These examples assume that cppyy_backend is pointed to by the environment
variable CPPYYHOME, and that CPPYYHOME/lib is added to LD_LIBRARY_PATH and
CPPYYHOME/bin to PATH.

Let's first test with a trivial example whether all packages are properly
installed and functional.
Create a C++ header file with some class in it (all functions are made inline
for convenience; if you have out-of-line code, link with it as appropriate)::

    $ cat MyClass.h
    class MyClass {
    public:
        MyClass(int i = -99) : m_myint(i) {}

        int GetMyInt() { return m_myint; }
        void SetMyInt(int i) { m_myint = i; }

    public:
        int m_myint;
    };

Then, generate the bindings using ``genreflex`` (installed under
cppyy_backend/bin in site_packages), and compile the code::

    $ genreflex MyClass.h
    $ g++ -std=c++11 -fPIC -rdynamic -O2 -shared -I$CPPYYHOME/include MyClass_rflx.cpp -o libMyClassDict.so -L$CPPYYHOME/lib -lCling

Next, make sure that the library can be found through the dynamic lookup path
(the ``LD_LIBRARY_PATH`` environment variable on Linux, ``PATH`` on Windows),
for example by adding ".".
Now you're ready to use the bindings.
Since the bindings are designed to look pythonistic, it should be
straightforward::

    $ pypy-c
    >>>> import cppyy
    >>>> cppyy.load_reflection_info("libMyClassDict.so")
    <CPPLibrary object at 0xb6fd7c4c>
    >>>> myinst = cppyy.gbl.MyClass(42)
    >>>> print myinst.GetMyInt()
    42
    >>>> myinst.SetMyInt(33)
    >>>> print myinst.m_myint
    33
    >>>> myinst.m_myint = 77
    >>>> print myinst.GetMyInt()
    77
    >>>> help(cppyy.gbl.MyClass)   # shows that normal python introspection works

That's all there is to it!


Automatic class loader
----------------------

There is one big problem in the code above, that prevents its use in a (large
scale) production setting: the explicit loading of the reflection library.
Clearly, if explicit load statements such as these show up in code downstream
from the ``MyClass`` package, then that prevents the ``MyClass`` author from
repackaging or even simply renaming the dictionary library.

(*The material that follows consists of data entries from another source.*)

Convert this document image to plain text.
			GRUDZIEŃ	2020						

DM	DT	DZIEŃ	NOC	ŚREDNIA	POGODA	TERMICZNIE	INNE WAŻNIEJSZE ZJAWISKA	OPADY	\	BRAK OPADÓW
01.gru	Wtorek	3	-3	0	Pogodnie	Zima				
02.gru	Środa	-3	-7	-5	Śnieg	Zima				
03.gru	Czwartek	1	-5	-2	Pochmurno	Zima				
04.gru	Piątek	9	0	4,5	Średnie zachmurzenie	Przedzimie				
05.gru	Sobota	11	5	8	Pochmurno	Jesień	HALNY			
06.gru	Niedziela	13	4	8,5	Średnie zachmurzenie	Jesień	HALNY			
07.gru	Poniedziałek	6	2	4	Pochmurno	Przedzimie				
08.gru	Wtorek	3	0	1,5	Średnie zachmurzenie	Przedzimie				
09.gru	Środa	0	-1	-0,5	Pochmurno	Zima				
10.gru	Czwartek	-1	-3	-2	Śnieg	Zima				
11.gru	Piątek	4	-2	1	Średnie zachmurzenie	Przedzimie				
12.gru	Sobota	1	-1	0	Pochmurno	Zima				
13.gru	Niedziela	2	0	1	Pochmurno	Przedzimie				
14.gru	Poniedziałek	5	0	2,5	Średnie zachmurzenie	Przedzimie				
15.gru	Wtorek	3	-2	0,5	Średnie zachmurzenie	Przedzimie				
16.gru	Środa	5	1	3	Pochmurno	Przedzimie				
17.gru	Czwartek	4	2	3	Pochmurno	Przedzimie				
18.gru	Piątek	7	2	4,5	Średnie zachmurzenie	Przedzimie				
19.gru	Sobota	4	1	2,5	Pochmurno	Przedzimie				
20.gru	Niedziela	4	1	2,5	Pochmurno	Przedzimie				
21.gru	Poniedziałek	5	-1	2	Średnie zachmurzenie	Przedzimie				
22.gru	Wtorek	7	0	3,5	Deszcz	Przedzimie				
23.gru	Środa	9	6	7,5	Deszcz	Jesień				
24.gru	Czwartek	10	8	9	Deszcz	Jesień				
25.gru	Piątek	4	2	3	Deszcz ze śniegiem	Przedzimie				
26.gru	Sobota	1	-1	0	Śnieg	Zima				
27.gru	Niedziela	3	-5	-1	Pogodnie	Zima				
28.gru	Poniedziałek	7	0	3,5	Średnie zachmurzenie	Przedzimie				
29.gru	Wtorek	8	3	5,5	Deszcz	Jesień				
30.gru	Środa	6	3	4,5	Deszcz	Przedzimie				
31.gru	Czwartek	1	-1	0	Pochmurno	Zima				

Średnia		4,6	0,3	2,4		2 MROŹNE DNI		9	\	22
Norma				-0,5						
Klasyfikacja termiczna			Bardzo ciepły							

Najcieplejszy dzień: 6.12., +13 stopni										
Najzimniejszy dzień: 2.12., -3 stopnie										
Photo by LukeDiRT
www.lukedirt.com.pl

The solution is to make use of an automatic class loader, so that downstream
code never has to call ``load_reflection_info()`` directly.
The class loader makes use of so-called rootmap files, which ``genreflex``
can produce.
These files contain the list of available C++ classes and specify the library
that needs to be loaded for their use (as an aside, this listing allows for a
cross-check to see whether reflection info is generated for all classes that
you expect).
By convention, the rootmap files should be located next to the reflection info
libraries, so that they can be found through the normal shared library search
path.
They can be concatenated together, or consist of a single rootmap file per
library.
For example::

    $ genreflex MyClass.h --rootmap=libMyClassDict.rootmap --rootmap-lib=libMyClassDict.so
    $ g++ -std=c++11 -fPIC -rdynamic -O2 -shared -I$CPPYYHOME/include MyClass_rflx.cpp -o libMyClassDict.so -L$CPPYYHOME/lib -lCling

where the first option (``--rootmap``) specifies the output file name, and the
second option (``--rootmap-lib``) the name of the reflection library where
``MyClass`` will live.
It is necessary to provide that name explicitly, since it is only in the
separate linking step where this name is fixed.
If the second option is not given, the library is assumed to be libMyClass.so,
a name that is derived from the name of the header file.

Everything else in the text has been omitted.